CRO perspective: Sponsor Cherry picks samples and ask for reanalysis our reputation may be at risk as we serve clients from different countries and we know global regulations, if an inspection occurs and 483 is issued our reputation is at risk.

Regulatory perspective: are these guys are covering up anything? - this is when the problem starts answer is full transparency - present all documentation submit your analysis both ways with original values and with reanalysis values.

As a sponsor if you are on an prestigious project or multiple projects you better have an well written SOP with a decision tree how you pick samples for reanalysis, how you pick PK repeats and who authorizes from the sponsor side, how you decide on reporting the sample concentrations after reanalysis. We had a criteria 1) pick one sample on either side of the suspected outlier, analyze each sample in duplicate 2) after reanalysis report 1) original value if the renalaysis value and original value don't differ no more than 15%, 2) report median or average value if the samples differ by 15-25%, 3) report suspected outlier as non reportable if the values differ by >25%.
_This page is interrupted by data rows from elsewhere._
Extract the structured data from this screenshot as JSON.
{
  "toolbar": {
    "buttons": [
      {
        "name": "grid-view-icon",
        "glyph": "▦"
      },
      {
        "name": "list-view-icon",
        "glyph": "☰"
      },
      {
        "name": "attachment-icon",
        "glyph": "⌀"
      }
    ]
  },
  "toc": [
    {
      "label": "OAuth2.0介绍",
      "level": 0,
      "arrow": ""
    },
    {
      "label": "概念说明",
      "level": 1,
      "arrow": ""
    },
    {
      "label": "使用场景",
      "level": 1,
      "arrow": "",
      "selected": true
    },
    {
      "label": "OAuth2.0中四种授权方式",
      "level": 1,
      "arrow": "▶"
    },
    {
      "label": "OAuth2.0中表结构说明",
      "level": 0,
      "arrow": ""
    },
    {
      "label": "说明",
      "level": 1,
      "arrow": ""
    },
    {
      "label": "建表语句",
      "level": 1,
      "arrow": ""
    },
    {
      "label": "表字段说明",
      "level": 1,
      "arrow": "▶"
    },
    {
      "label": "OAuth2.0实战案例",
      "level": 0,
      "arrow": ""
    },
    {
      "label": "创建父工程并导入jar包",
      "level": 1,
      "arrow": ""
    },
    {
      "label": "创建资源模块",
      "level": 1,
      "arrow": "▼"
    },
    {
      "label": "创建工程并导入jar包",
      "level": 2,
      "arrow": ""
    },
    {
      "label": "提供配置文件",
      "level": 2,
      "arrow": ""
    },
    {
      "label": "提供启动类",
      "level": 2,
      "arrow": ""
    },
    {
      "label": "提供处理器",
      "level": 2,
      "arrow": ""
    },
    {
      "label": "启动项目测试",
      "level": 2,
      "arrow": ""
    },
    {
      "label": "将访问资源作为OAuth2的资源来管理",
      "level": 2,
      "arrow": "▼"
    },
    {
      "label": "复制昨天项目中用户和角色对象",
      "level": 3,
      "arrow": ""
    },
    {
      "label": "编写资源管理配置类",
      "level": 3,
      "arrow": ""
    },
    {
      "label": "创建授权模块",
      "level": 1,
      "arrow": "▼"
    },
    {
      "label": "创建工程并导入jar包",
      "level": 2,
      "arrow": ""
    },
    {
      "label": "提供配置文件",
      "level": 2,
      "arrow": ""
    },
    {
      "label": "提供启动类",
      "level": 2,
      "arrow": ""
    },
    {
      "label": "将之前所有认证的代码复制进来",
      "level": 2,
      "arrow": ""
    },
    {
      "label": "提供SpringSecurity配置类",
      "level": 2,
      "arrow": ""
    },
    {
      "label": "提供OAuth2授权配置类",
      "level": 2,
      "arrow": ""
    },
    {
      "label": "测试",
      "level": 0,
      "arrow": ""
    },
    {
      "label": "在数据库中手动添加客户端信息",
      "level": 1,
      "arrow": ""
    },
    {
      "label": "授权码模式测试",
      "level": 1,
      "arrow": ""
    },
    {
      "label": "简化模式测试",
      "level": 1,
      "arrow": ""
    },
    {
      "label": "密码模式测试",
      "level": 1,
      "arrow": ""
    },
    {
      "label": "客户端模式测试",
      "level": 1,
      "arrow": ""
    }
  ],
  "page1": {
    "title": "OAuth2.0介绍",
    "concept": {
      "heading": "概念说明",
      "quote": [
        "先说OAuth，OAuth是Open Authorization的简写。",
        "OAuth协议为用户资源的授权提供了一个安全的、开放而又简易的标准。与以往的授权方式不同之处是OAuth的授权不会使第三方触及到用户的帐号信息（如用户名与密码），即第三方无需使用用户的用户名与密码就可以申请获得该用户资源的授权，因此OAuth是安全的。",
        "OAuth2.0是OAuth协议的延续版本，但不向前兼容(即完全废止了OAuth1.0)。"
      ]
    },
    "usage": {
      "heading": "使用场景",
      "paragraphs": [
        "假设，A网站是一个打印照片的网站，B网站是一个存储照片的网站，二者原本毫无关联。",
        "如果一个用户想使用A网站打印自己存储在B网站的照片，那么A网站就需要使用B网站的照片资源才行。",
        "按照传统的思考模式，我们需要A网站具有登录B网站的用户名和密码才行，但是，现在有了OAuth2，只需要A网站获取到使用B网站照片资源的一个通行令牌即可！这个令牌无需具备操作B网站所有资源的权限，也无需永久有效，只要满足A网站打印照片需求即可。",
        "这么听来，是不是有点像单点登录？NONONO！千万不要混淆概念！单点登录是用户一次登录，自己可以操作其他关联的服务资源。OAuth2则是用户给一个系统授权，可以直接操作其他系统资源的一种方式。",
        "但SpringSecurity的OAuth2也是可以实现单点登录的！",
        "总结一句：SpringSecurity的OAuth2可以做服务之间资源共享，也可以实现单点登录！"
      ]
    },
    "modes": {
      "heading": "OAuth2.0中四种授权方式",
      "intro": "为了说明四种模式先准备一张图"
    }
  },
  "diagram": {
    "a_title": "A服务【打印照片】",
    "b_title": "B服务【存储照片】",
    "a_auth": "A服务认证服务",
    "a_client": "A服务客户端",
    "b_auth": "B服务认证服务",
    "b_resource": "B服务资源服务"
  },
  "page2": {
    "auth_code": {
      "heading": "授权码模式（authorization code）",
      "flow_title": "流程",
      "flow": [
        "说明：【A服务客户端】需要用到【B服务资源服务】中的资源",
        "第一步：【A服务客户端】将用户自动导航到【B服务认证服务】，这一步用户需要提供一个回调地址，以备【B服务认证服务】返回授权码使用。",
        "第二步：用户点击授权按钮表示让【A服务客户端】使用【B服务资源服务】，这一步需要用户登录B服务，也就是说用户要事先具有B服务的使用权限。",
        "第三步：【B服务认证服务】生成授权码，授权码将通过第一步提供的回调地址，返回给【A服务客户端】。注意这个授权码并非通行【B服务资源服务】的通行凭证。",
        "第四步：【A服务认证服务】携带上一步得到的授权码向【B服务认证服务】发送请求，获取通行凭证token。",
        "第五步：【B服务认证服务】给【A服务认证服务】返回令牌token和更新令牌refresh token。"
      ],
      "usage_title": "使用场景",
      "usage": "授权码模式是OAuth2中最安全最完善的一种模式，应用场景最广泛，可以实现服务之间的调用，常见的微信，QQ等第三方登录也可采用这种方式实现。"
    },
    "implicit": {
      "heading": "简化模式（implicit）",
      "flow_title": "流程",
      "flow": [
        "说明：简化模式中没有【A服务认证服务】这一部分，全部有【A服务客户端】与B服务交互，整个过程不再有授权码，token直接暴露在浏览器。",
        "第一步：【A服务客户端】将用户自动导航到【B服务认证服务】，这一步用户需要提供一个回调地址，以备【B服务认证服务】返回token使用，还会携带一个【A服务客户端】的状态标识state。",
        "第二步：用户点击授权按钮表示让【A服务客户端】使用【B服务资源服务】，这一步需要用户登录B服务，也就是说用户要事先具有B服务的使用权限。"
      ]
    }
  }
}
Important points are 1) having an SOP before the study start 2) communicating that SOP with your CRO or BA lab, and 3) following the SOP consistently.

In your case sample switch happened, it is more a study compliance issue, you have to investigate root cause of sample switch suspicion, even if it is one or two samples if you can not assign a reason (usual case) it is only suspicion, then don't report the values (we have had an experience we suspected sample switch during pre-dose samples - as usual clinic said we are saints, CRO monitor said I did my job meticulously - a a sponsor we ended up losing 11 subjects and excluded that one entire center. but we presented the data with and without those subjects and it did not make any difference) moral of the story Full transparency - but sadly who pays for sloppiness of CRO or site staff?